Four years on The New York Times bestseller list.
Published for the first time in flipback - the new, portable, stylish format that's taken Europe by storm.
Genteel society ladies who compare notes on their husbands' suicides. A hilariously foul-mouthed black drag queen. A voodoo priestess who works her roots in the graveyard at midnight. A morose inventor who owns a bottle of poison powerful enough to kill everyone in town. A prominent antiques dealer who hangs a Nazi flag from his window to disrupt the shooting of a movie.

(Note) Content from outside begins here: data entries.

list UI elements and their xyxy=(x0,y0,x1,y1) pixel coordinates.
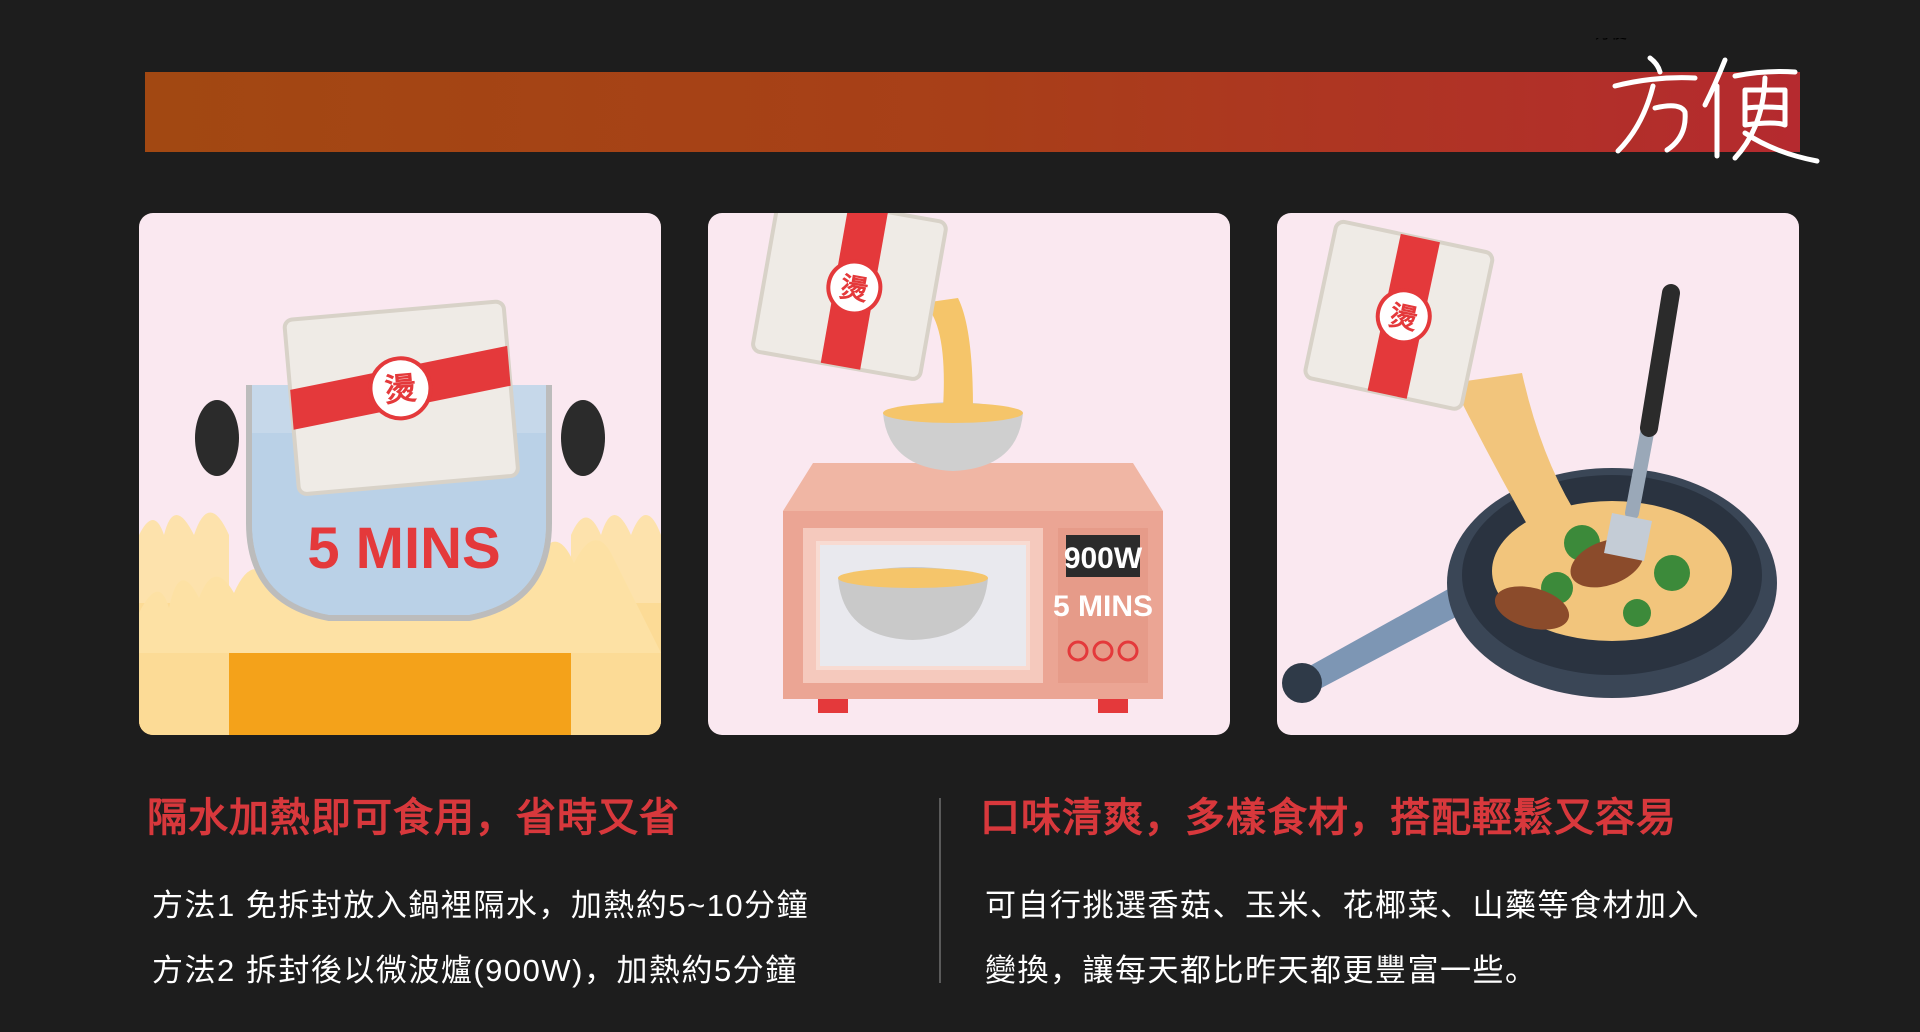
left-line-method-2: 方法2 拆封後以微波爐(900W)，加熱約5分鐘 xyxy=(152,953,798,988)
badge-glyph: 燙 xyxy=(837,270,870,307)
right-heading: 口味清爽，多樣食材，搭配輕鬆又容易 xyxy=(980,794,1677,841)
brand-calligraphy-logo: 方便 xyxy=(1595,38,1820,164)
left-heading: 隔水加熱即可食用，省時又省 xyxy=(147,794,680,841)
pot-illustration: 燙 5 MINS xyxy=(139,299,661,735)
time-label: 5 MINS xyxy=(307,516,500,581)
microwave-illustration: 900W 5 MINS 燙 xyxy=(751,213,1163,713)
panel-boil-in-water: 燙 5 MINS xyxy=(139,213,661,735)
badge-glyph: 燙 xyxy=(1386,299,1420,337)
panel-frying-pan: 燙 xyxy=(1277,213,1799,735)
right-line-2: 變換，讓每天都比昨天都更豐富一些。 xyxy=(985,953,1538,988)
left-line-method-1: 方法1 免拆封放入鍋裡隔水，加熱約5~10分鐘 xyxy=(152,888,810,923)
power-label: 900W xyxy=(1064,542,1143,575)
badge-glyph: 燙 xyxy=(383,369,418,410)
frying-pan-illustration: 燙 xyxy=(1282,219,1777,703)
title-banner xyxy=(145,72,1800,152)
microwave-time-label: 5 MINS xyxy=(1053,590,1153,623)
panel-microwave: 900W 5 MINS 燙 xyxy=(708,213,1230,735)
right-line-1: 可自行挑選香菇、玉米、花椰菜、山藥等食材加入 xyxy=(985,888,1700,923)
brand-word: 方便 xyxy=(1595,38,1627,42)
section-divider xyxy=(939,798,941,983)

And a redneck gigolo whose conquests describe him as a 'walking streak of sex'.
These are some of the real residents of Savannah, Georgia, a city whose eccentric mores are unerringly observed - and whose dirty linen is gleefully aired - in this utterly irresistible book. At once a true-crime murder story and a hugely entertaining and deliciously perverse travelogue, Midnight in the Garden of Good and Evil is as bracing and intoxicating as half-a-dozen mint juleps.
Midnight in the Garden of Good and Evil
This is probably the most reductive way to start a book review, but this is simply, a very good book. In the tradition of Truman Capote's In Cold Blood, this 'factional' retelling of the events surrounding the four consecutive murder trials of Georgia antiques dealer Jim Williams is a chilling Southern Gothic tale, filled with the sorts of interesting side characters and midnight hoodoo one would expect from such a story. It was a Pulitzer finalist the year it was released and to this day remains the longest running book to hold number one on the NYT bestsellers list. High praise, well deserved.